By David Blyweiss, M.D., Advanced Natural Wellness
February 10, 2017
- Health benefits of apple cider vinegar are overstated
- One health issue where this pungent vinegar really works
- The best way to take your apple cider vinegar
In “Natural Remedies” issue of Advanced Natural Wellness, one of my recommendations was to take a tablespoon of vinegar to find out if your heartburn is caused by too much stomach acid, or too little. (If the pain disappears, it means you’re not producing enough hydrochloric acid.)
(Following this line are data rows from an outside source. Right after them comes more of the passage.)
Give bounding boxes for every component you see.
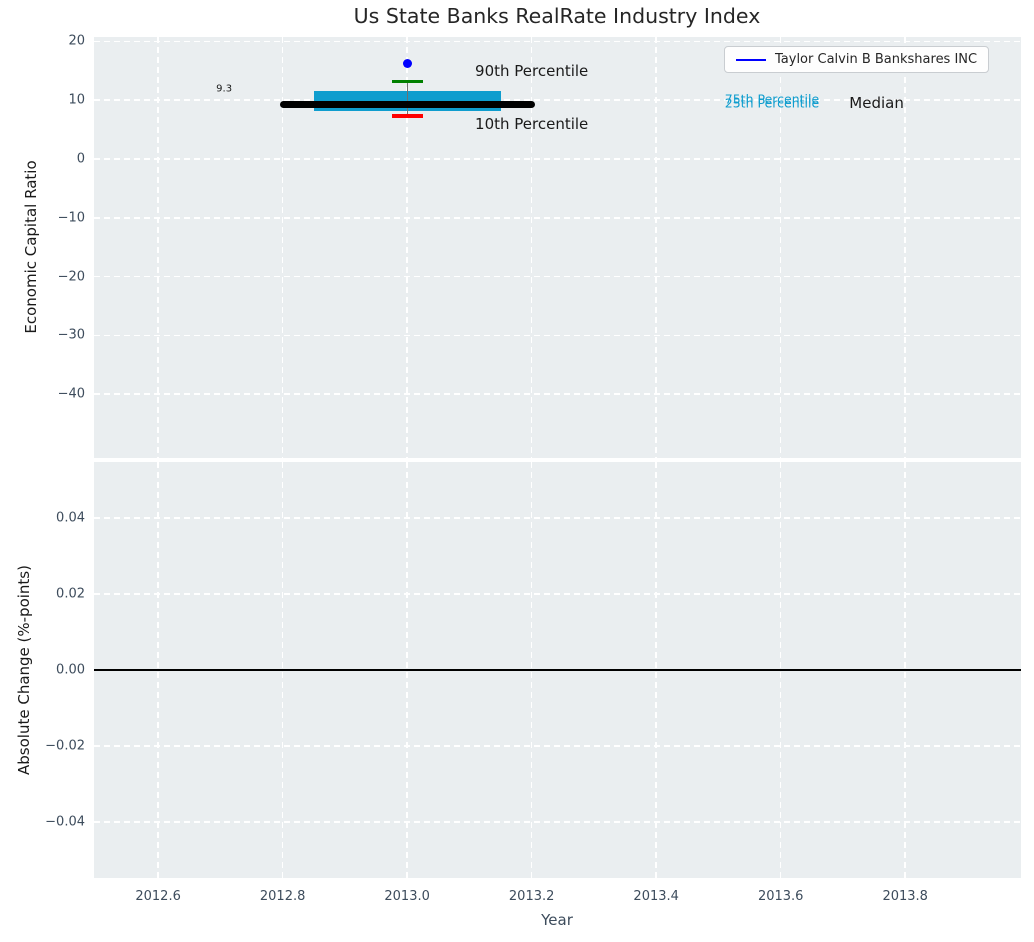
x-tick-label: 2013.0 [384, 889, 430, 904]
y-tick-label: −40 [57, 386, 85, 402]
y-tick-label: −0.04 [45, 814, 85, 830]
y-tick-label: 0.04 [56, 510, 85, 526]
y-tick-label: 0.02 [56, 586, 85, 602]
gridline-x [530, 37, 533, 458]
whisker-line [406, 81, 408, 117]
legend-label: Taylor Calvin B Bankshares INC [775, 52, 978, 67]
gridline-y [94, 517, 1021, 519]
y-tick-label: 20 [68, 33, 85, 49]
y-tick-label: 0 [76, 151, 85, 167]
gridline-x [779, 37, 782, 458]
p10-label: 10th Percentile [475, 115, 589, 134]
x-tick-label: 2013.8 [882, 889, 928, 904]
gridline-x [655, 37, 657, 458]
p25-label: 25th Percentile [724, 95, 820, 111]
x-tick-label: 2013.6 [757, 889, 804, 904]
x-tick-label: 2013.4 [633, 889, 679, 904]
legend-line-swatch [736, 58, 766, 61]
y-tick-label: −20 [57, 269, 85, 285]
bottom-y-axis-label: Absolute Change (%-points) [15, 565, 33, 775]
y-tick-label: −0.02 [45, 738, 85, 754]
y-tick-label: −10 [57, 210, 85, 226]
median-line [279, 100, 535, 108]
gridline-y [94, 393, 1021, 395]
x-tick-label: 2012.6 [135, 889, 181, 904]
p90-label: 90th Percentile [475, 61, 589, 80]
top-axes [94, 37, 1021, 458]
gridline-x [281, 37, 284, 458]
gridline-y [94, 275, 1021, 278]
top-y-axis-label: Economic Capital Ratio [22, 160, 40, 334]
gridline-y [94, 334, 1021, 337]
y-tick-label: 0.00 [56, 662, 85, 678]
company-point [402, 58, 412, 68]
p10-cap [391, 114, 423, 118]
legend: Taylor Calvin B Bankshares INC [724, 46, 990, 73]
gridline-x [406, 37, 408, 458]
gridline-x [904, 37, 906, 458]
gridline-y [94, 217, 1021, 219]
p90-cap [391, 79, 423, 84]
gridline-y [94, 40, 1021, 43]
y-tick-label: −30 [57, 327, 85, 343]
median-value-label: 9.3 [216, 83, 233, 95]
gridline-y [94, 821, 1021, 823]
x-tick-label: 2012.8 [259, 889, 306, 904]
chart-title: Us State Banks RealRate Industry Index [353, 4, 761, 28]
gridline-y [94, 158, 1021, 160]
x-axis-label: Year [541, 911, 573, 929]
x-tick-label: 2013.2 [508, 889, 555, 904]
gridline-y [94, 745, 1021, 747]
p75-label: 75th Percentile [724, 91, 820, 107]
y-tick-label: 10 [68, 92, 85, 108]
zero-line [94, 669, 1021, 671]
gridline-x [157, 37, 159, 458]
gridline-y [94, 99, 1021, 101]
median-label: Median [849, 94, 904, 113]
gridline-y [94, 593, 1021, 595]
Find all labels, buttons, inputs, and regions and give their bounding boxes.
This is a great test. But as one of my readers pointed out, it comes with an unusual problem. You’re stuck with a full bottle of apple cider vinegar that you have no idea what to do with!
Now, if you do an internet search, you’ll see all sorts of crazy claims about vinegar. I’m here to let you know that most of them probably aren’t true. As far as I’m aware, there are no human studies showing it lowers cholesterol, cuts your risk of heart disease, protects against cancer or staves off arthritis.
It’s also not a good idea to try and use it to whiten your teeth… or gargle with it to cure a sore throat. It’s highly acidic. This means if you try using vinegar for either of these purposes, you could end up damaging your tooth enamel or burning the tissue of your mouth and throat.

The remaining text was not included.